A lesbian couple that met 30 years ago at university has brought up three sons to be magnificent young men. One is at university, the other a star pupil at an international ballet school in London and the youngest, born with Down’s Syndrome and chronic heart condition, is thriving in a mainstream school.

Their father is a gay man, a friend of the couple at university and very much involved in the boys’ lives.

A gay couple that have been together decades adopted three-year-old girls recued by social services from a horrific life. They turned those girls’ lives around, bringing them security, love and a life they could never have dreamed of.

Blended families, straight and gay, come together through divorce. Single-parent families, the butt of abuse for decades, have proved to be just as effective and successful as two-parent families, often more so because they eliminate the conflict between ill-matched parents and usually have a far stronger parent-child bond.

People who adopt, foster or step in to parent their siblings’ children after death, in cases of death, parental inadequacy or desertion, are just as adept at building loving families as the conventional meet-marry-reproduce family model, whether they are single or in a relationship.

The point is that the notion of conventional family model is dwindling fast, with a whole array of different ways to ‘family’ successfully growing everywhere, which is wonderful.

Families come in many shapes and sizes. It wasn’t many years ago that children in single-parent families were stigmatised, called names because they didn’t ‘fit’ into the conventional man-woman formula.

Even in the world of the BBC’s The Archers, the stories of silage and combine harvesters of farming families have been kicked into touch by different family models.

Gay couple farmer Adam and Grey Gables chef Ian are planning to become parents with surrogate Bulgarian strawberry picker, mother of two Lexie.

Pip Archer is embracing on single parenthood, like her cousin, Helen did before her. Grandmother Peggy Woolley, not known for her liberal views, embracing all in her 90s, supportive and loving.

Even Lexie has left her children in the care of their grandmother to come to the UK to earn money for a better life for them all. Another family model

After Daley and Lance Black’s announcement a Mumsnet thread started that two men cannot be ‘having a baby’, that’s not biology. Worse was muttered in pubs.
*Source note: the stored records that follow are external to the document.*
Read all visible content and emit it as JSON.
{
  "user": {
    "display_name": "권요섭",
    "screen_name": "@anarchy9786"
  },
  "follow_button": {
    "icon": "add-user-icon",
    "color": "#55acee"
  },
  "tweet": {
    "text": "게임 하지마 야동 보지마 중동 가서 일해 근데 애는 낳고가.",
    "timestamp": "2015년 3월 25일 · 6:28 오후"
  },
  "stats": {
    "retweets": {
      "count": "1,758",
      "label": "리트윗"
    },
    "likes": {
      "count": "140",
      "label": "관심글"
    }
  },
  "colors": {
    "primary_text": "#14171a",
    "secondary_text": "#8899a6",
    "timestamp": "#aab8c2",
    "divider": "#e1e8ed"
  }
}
“If it can’t happen by nature, it shouldn’t happen at all.” Then IVF and other fertility treatment for the childless should never happen.

And the legions of adopted and fostered children, happily flourishing within families are written off then, somehow not valid members of those families because they are not connected by birth.

Then came the surrogacy brickbats, with accusations that surrogacy is ‘commidifying’ childbirth, making it available like a purchase for two gay men.

Surrogacy has been a method of childbirth for decades for straight couples and no-one accuses them of buying children like an accessory.

Years ago, children born in secret to young girls were brought up as their mothers’ sister by their grandmother that they believed to be their mother.

Today, we need no secrets; people can live their lives openly and happily in whatever way suits them.

Isn’t that better than pretence, deceit and shame simply to suit the narrow minds of others?